Total Eclipse Hit State Power Generation

Solar Panels
Solar Panels | Image by U.S. Department of Energy

Monday’s total solar eclipse left a noticeable impact on the state’s power production, as the Electric Reliability Council of Texas reported a drop in power production during the celestial event.

The Electric Reliability Council of Texas (ERCOT) power generation metrics acquired by Fox 4 KDFW on April 8 revealed the extent of the impact. At about 12:15 p.m., the power grid had over 64,000 MW of capacity at the beginning of the eclipse, dropping to 54,000 MW at totality for North Texas at around 1:40 p.m.

Solar power generation also dropped from 12,000 MW to just over 3,000 MW at 2 p.m., reported Fox 4, but it rebounded soon after the sun was no longer in the moon’s shadow. Wind power generation also dropped about 50% that day.

As expected, no power distribution disruptions were recorded as supply outpaced demand. Still, the eclipse highlighted the potential problems with renewable energy sources like solar and wind.
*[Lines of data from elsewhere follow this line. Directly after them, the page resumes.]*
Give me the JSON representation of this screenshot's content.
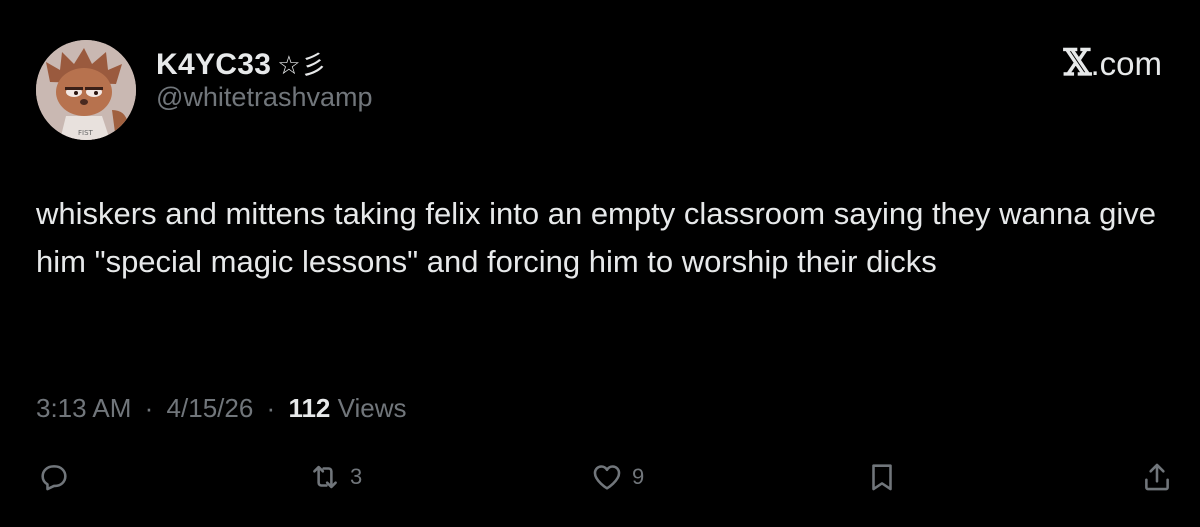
{
  "post": {
    "author": {
      "display_name": "K4YC33",
      "name_emoji": "☆彡",
      "handle": "@whitetrashvamp",
      "avatar_text": "FIST"
    },
    "site": {
      "x_glyph": "𝕏",
      "suffix": ".com"
    },
    "text": "whiskers and mittens taking felix into an empty classroom saying they wanna give him \"special magic lessons\" and forcing him to worship their dicks",
    "meta": {
      "time": "3:13 AM",
      "date": "4/15/26",
      "separator": "·",
      "views_count": "112",
      "views_label": "Views"
    },
    "actions": {
      "reply_icon": "reply-icon",
      "retweet_icon": "retweet-icon",
      "retweet_count": "3",
      "like_icon": "heart-icon",
      "like_count": "9",
      "bookmark_icon": "bookmark-icon",
      "share_icon": "share-icon"
    }
  },
  "colors": {
    "background": "#000000",
    "primary_text": "#e7e9ea",
    "secondary_text": "#71767b"
  }
}
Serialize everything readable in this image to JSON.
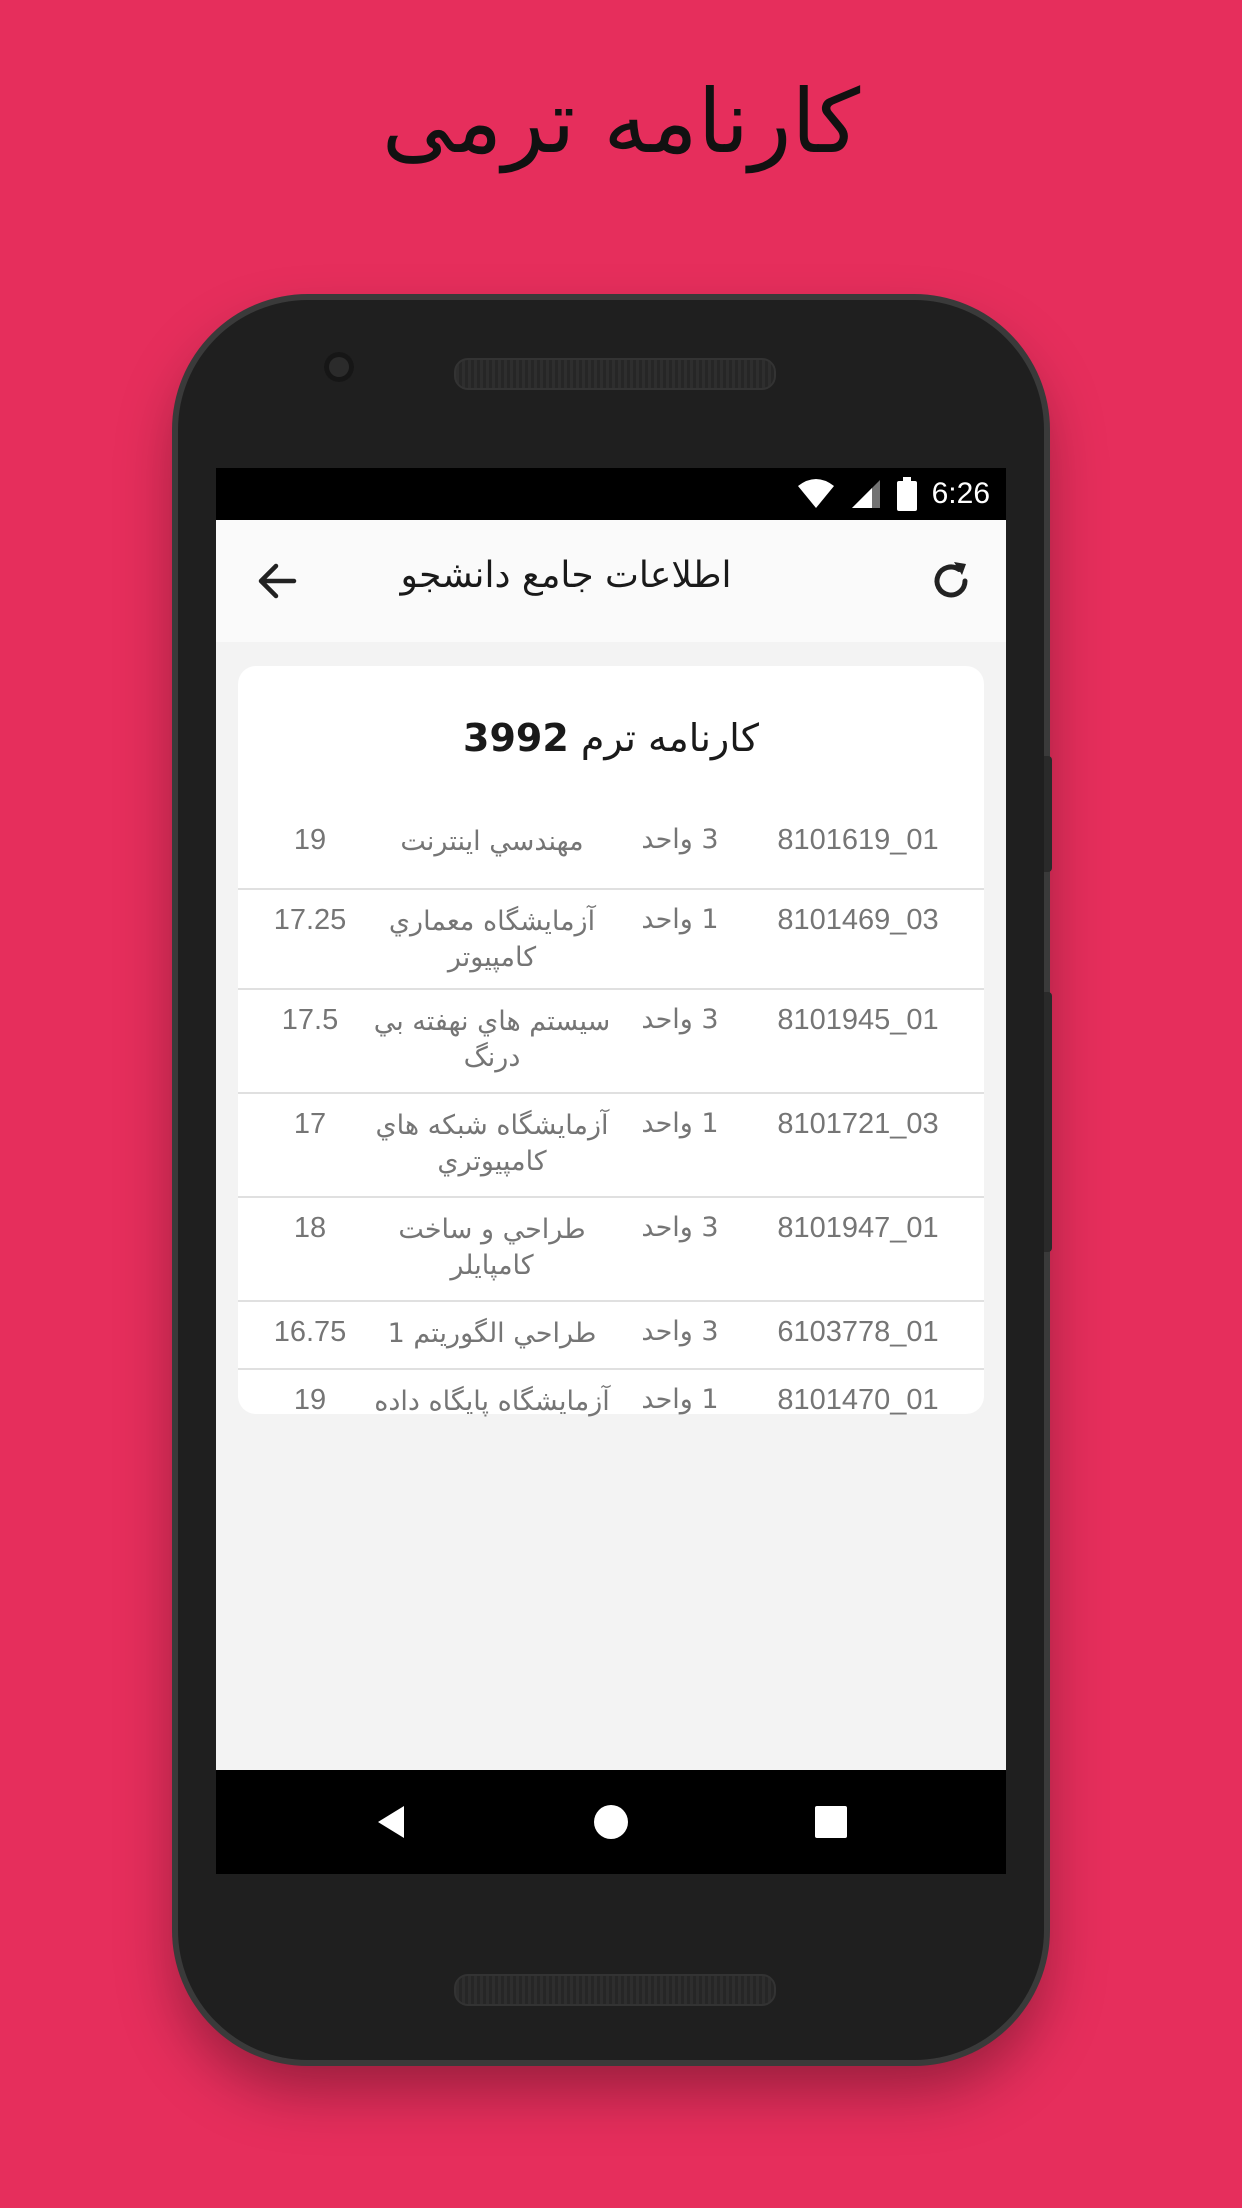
{
  "promo": {
    "title": "کارنامه ترمی"
  },
  "status_bar": {
    "time": "6:26"
  },
  "app_bar": {
    "title": "اطلاعات جامع دانشجو"
  },
  "card": {
    "title_text": "کارنامه ترم",
    "term_number": "3992",
    "courses": [
      {
        "code": "8101619_01",
        "units": "3 واحد",
        "name": "مهندسي اينترنت",
        "grade": "19"
      },
      {
        "code": "8101469_03",
        "units": "1 واحد",
        "name": "آزمايشگاه معماري كامپيوتر",
        "grade": "17.25"
      },
      {
        "code": "8101945_01",
        "units": "3 واحد",
        "name": "سيستم هاي نهفته بي درنگ",
        "grade": "17.5"
      },
      {
        "code": "8101721_03",
        "units": "1 واحد",
        "name": "آزمايشگاه شبكه هاي كامپيوتري",
        "grade": "17"
      },
      {
        "code": "8101947_01",
        "units": "3 واحد",
        "name": "طراحي و ساخت كامپايلر",
        "grade": "18"
      },
      {
        "code": "6103778_01",
        "units": "3 واحد",
        "name": "طراحي الگوريتم 1",
        "grade": "16.75"
      },
      {
        "code": "8101470_01",
        "units": "1 واحد",
        "name": "آزمايشگاه پايگاه داده",
        "grade": "19"
      }
    ]
  },
  "icons": {
    "back": "arrow-left-icon",
    "refresh": "refresh-icon",
    "wifi": "wifi-icon",
    "signal": "signal-icon",
    "battery": "battery-icon",
    "nav_back": "triangle-back-icon",
    "nav_home": "circle-home-icon",
    "nav_recents": "square-recents-icon"
  },
  "colors": {
    "background": "#e62e5c",
    "phone_body": "#1f1f1f",
    "screen": "#f3f3f3",
    "card": "#ffffff",
    "row_text": "#757575"
  }
}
“As far as solar farms being damaged where hail and tornadoes are common, those companies knowingly run the risk of building solar panel farms in these areas,” said Rep. Troy Nehls (R-Texas) spokesperson Emily Matthews, speaking with Fox News Digital after a storm ripped through a solar plant in Nehls’ district.
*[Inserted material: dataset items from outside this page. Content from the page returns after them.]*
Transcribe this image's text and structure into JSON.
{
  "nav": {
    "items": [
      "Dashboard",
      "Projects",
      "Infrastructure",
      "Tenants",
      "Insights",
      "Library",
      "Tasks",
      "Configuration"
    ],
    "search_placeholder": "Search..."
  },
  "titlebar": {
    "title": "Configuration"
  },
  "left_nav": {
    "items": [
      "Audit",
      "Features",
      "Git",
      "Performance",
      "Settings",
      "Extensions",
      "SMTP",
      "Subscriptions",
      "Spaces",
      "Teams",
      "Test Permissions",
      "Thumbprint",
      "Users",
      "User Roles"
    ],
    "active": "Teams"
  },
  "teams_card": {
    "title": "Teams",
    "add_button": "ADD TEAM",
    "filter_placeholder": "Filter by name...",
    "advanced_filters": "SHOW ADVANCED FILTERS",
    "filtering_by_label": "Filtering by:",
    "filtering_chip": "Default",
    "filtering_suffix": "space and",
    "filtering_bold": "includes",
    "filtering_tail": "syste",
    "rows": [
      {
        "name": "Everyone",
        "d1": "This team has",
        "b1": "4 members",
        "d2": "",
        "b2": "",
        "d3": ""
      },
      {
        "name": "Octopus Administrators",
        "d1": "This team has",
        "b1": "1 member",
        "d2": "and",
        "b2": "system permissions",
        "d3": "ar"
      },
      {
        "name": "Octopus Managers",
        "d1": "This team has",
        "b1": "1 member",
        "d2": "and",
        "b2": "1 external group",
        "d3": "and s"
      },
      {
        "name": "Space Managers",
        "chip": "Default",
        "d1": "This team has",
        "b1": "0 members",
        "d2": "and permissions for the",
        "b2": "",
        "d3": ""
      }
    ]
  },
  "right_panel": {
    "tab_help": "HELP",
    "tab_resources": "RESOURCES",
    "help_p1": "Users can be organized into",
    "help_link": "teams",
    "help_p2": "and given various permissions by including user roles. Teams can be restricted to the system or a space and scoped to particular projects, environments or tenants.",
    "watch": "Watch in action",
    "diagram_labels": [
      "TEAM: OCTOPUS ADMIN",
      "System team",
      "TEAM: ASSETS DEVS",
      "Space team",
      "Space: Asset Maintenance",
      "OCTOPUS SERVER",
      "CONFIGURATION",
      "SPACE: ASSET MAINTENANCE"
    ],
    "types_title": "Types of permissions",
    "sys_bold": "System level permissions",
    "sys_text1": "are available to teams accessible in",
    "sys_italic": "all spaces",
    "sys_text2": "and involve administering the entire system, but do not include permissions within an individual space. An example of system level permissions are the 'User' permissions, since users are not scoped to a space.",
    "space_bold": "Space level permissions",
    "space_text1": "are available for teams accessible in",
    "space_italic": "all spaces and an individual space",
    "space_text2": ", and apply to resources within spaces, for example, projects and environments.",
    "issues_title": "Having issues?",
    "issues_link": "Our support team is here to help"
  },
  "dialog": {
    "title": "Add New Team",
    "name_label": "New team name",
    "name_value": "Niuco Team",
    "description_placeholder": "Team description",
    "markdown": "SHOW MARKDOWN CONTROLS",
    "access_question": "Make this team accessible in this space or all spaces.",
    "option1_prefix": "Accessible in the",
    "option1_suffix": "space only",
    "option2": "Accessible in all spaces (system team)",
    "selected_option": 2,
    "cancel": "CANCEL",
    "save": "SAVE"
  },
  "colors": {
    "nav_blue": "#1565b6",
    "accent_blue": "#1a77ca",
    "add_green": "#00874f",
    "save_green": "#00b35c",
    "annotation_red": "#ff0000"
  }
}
“Events like this underscore the importance of having an all-of-the-above energy approach to meet our energy needs and showcase how our country cannot solely rely on or fully transition to renewable energy sources like this,” Matthews said.

Venues and cities across Texas were treated to the sight of a rare total solar eclipse after months of preparations. ERCOT announced in March that while it expected some impacts to solar power between 12:10 p.m. and 3:10 p.m., there were no grid reliability concerns, as previously reported by The Dallas Express.